エコウィルとは

 環境問題が取り上げられる中で検討されることの一つに,エネルギーの供給ということがあります。そして,エネルギー産業での専門用語もいろいろと聞かれるようになりました。「コージェネレーション」もその一つ。専門的には「熱電併給」という意味ですが,簡単に言えば,一つのエネルギー源で複数のエネルギーを取り出すということです。各都市ガス会社が販売している「エコウィル」もそうです。エコウィルは,都市ガスという一つのエネルギー源を使ってまず発電して家庭の電力を賄い,その発電時に発生する熱を給湯や暖房などに利用するシステムのことです。複数のエネルギーを効率よく得られるというメリットから,都市部を中心に導入が進められています。


エコウィルのメリット

 ガスを使って電気エネルギーと熱エネルギーの二つを得ることと,電気と熱それぞれにエネルギー源を確保することには,エネルギー効率や環境性,経済性などの点で格段の差があります。
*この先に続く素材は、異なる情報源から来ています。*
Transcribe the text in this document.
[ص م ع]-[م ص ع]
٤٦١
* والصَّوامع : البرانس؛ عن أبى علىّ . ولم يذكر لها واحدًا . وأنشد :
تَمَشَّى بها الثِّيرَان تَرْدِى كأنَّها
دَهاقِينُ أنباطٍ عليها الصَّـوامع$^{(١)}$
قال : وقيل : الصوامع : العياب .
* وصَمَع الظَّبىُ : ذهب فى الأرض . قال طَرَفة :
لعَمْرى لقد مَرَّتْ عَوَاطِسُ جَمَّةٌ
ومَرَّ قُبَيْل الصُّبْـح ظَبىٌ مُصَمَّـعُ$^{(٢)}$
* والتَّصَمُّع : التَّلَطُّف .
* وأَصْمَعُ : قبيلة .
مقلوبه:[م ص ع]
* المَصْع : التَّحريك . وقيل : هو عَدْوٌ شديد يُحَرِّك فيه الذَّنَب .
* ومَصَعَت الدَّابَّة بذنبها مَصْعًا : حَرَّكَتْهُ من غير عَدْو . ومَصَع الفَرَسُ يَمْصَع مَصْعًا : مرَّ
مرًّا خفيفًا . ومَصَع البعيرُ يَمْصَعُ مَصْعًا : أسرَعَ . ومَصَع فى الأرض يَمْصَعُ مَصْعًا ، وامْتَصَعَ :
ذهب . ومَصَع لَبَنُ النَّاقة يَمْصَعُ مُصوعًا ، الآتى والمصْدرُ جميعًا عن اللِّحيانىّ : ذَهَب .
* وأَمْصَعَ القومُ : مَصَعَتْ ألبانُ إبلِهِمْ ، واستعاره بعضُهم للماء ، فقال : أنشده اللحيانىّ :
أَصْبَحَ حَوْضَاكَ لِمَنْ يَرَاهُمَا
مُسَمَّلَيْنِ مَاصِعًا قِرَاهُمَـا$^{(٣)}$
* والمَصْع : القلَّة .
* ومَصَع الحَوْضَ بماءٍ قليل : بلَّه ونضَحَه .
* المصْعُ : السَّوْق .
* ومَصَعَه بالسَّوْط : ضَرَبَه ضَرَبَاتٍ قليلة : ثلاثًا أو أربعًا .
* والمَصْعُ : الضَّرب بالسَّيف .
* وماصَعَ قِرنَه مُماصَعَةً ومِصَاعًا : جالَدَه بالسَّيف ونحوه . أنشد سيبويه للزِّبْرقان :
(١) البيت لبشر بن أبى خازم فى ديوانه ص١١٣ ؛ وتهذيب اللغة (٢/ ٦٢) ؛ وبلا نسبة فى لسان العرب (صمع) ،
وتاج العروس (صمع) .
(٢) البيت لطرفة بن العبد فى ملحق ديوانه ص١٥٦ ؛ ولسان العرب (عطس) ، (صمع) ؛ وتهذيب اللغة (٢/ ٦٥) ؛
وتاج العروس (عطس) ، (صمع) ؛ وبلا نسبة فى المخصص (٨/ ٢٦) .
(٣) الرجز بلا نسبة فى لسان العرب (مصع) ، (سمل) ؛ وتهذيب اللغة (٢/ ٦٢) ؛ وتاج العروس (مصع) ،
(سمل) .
通常は郊外にある発電所から送電線を使って電気が送られる訳ですが,その間にどうしても送電ロスが発生します。これは,距離が長ければ長いほど大きくなり,電気的な損失が大きくなります。しかし,エコウィルを使うと,家庭で使う電力をその場で発生させることができますので,効率の面で大きなメリットがあります。また,このときに発生する熱を給湯などに利用することで,二酸化炭素の排出量を抑えることができます。当然ながら,自宅で発電しますので,電力会社からの電力供給も最小限になります。

エコウィルを導入するには

 環境への配慮から,また経済性を考えてエコウィルを導入したいと考える家庭もあるでしょう。まずは,ガス会社へ問い合わせてみてください。資料などをもらうことができるでしょう。東京ガスや大阪ガス,仙台ガス,東邦ガス,九州ガス,その他ガス会社がエコウィルを扱っています。導入に掛かる費用が気になりますが,省エネ性などが認められ,国からの補助金を受けることができますし,自治体によっては同じように補助制度を設けているところもあります。よく問い合わせると良いでしょう。暖かい生活環境が長期間必要な気候ではないため日本での普及率は低いですが,環境面への対策としてさらなる導入が期待されています。